Per-run JSON (dev/results/int_quant/<model>_<N>bit.json)

{
  "model_id": "Qwen2.5-7B-Instruct",
  "bits": 4,
  "timestamp": "2025-03-18T14:22:00",
  "compression": {
    "original_gb": 14.0,
    "compressed_gb": 3.9,
    "ratio": 0.279,
    "time_sec": 312.4
  },
  "throughput": {
    "mean_tps": 47.3,
    "std_tps": 1.2,
    "p95_tps": 45.1,
    "runs": 3
  },
  "perplexity": {
    "ppl": 6.84,
    "bf16_ppl": 6.21,
    "delta": 0.63
  },
  "accuracy": {
    "arc_easy": 0.712,
    "hellaswag": 0.613,
    "combined": 0.663,
    "bf16_combined": 0.701,
    "delta": -0.038
  }
}

Combined markdown table (docs/benchmark_int_quant.md)

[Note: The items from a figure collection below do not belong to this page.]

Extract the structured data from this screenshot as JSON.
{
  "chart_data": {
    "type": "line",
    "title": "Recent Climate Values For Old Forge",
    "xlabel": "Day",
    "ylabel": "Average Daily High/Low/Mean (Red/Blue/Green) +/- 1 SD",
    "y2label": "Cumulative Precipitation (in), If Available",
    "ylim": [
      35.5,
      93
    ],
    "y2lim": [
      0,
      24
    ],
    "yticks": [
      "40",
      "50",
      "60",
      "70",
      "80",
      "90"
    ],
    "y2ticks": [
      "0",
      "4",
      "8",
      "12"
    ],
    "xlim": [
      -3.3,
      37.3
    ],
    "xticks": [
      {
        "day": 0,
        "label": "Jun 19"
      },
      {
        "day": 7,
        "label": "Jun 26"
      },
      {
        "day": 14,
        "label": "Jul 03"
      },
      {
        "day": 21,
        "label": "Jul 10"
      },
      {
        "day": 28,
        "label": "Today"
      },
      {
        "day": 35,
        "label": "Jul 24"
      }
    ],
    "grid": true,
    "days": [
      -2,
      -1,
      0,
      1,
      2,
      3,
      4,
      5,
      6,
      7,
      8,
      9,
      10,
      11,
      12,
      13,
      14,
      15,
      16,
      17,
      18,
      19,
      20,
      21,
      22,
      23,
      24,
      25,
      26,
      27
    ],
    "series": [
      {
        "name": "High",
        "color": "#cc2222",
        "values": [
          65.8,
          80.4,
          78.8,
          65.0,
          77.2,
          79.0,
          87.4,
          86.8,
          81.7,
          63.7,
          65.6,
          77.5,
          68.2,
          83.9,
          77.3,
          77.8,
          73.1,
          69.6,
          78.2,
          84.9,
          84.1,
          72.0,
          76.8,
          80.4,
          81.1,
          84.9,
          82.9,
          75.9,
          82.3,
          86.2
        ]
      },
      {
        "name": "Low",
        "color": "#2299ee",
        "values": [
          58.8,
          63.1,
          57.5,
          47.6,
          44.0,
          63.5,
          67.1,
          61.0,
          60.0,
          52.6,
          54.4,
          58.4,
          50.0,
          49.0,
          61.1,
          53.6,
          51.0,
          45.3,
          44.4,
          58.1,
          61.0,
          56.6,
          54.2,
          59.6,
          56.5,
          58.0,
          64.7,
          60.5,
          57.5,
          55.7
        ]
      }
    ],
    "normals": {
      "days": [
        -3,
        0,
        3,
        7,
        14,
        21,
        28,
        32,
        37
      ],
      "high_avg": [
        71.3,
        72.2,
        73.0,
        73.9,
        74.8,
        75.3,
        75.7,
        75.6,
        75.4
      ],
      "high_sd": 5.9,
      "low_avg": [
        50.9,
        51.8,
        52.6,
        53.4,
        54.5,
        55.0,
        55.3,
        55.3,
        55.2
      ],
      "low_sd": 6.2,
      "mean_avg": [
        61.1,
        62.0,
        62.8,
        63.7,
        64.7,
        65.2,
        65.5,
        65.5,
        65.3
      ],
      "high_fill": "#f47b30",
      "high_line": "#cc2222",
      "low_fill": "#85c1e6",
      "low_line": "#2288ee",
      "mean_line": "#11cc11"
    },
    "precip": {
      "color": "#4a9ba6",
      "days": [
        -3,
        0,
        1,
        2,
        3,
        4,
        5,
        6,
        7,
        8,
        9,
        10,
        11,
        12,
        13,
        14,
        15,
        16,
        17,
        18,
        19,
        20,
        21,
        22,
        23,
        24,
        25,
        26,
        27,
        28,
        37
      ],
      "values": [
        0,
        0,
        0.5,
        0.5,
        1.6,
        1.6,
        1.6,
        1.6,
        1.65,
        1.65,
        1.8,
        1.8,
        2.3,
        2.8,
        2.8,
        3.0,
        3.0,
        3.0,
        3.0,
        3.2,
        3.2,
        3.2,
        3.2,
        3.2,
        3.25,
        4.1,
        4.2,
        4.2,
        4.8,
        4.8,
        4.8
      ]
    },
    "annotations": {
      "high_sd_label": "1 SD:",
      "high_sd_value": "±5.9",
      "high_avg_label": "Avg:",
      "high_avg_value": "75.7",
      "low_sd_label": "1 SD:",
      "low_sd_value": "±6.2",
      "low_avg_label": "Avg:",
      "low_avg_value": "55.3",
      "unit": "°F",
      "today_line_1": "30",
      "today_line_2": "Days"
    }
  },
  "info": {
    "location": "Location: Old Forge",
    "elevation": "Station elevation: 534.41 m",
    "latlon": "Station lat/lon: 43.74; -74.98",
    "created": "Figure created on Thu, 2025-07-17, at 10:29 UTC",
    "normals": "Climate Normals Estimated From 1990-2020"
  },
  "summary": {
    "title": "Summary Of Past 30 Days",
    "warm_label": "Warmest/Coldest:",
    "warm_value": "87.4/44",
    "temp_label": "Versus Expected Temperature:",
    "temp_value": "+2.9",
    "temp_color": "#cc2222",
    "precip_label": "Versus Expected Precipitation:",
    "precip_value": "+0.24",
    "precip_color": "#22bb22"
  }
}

| Model | BF16 | INT4 | INT4↓% | INT3 | INT3↓% | INT2 | INT2↓% |
| Model | BF16 GB | INT4 GB | INT3 GB | INT2 GB |
| Model | BF16 tok/s | INT4 tok/s | INT4 speedup | INT3 tok/s | INT2 tok/s |
| Model | BF16 PPL | INT4 PPL | INT3 PPL | INT2 PPL |
| Model | BF16 ARC | INT4 ARC | INT3 ARC | INT2 ARC |

Success Criteria

Metric INT4 target INT3 target INT2 target
Size reduction ≥ 70% ≥ 75% ≥ 83%
PPL delta vs BF16 < 1.0 < 2.5 < 8.0
ARC accuracy delta < -3% < -6% informational
Throughput vs BF16 ≥ 1.5× faster ≥ 1.3× faster informational
Models meeting ALL criteria ≥ 8 / 10 ≥ 7 / 10

Infrastructure

All benchmark scripts are in /dev/benchmarks/:

Script Purpose
bench_int_quant.py Per-model benchmark runner
aggregate_int_quant.py Combines JSONs → markdown tables

Shell script in /dev/scripts/:

Script Purpose
run_all_int_quant.sh Download + run all 10 models, supports --bits, --eval-tps/ppl/acc

Results directory: dev/results/int_quant/
Published doc: docs/benchmark_int_quant.md


Last updated: 2025 — initial INT quantization benchmark planning.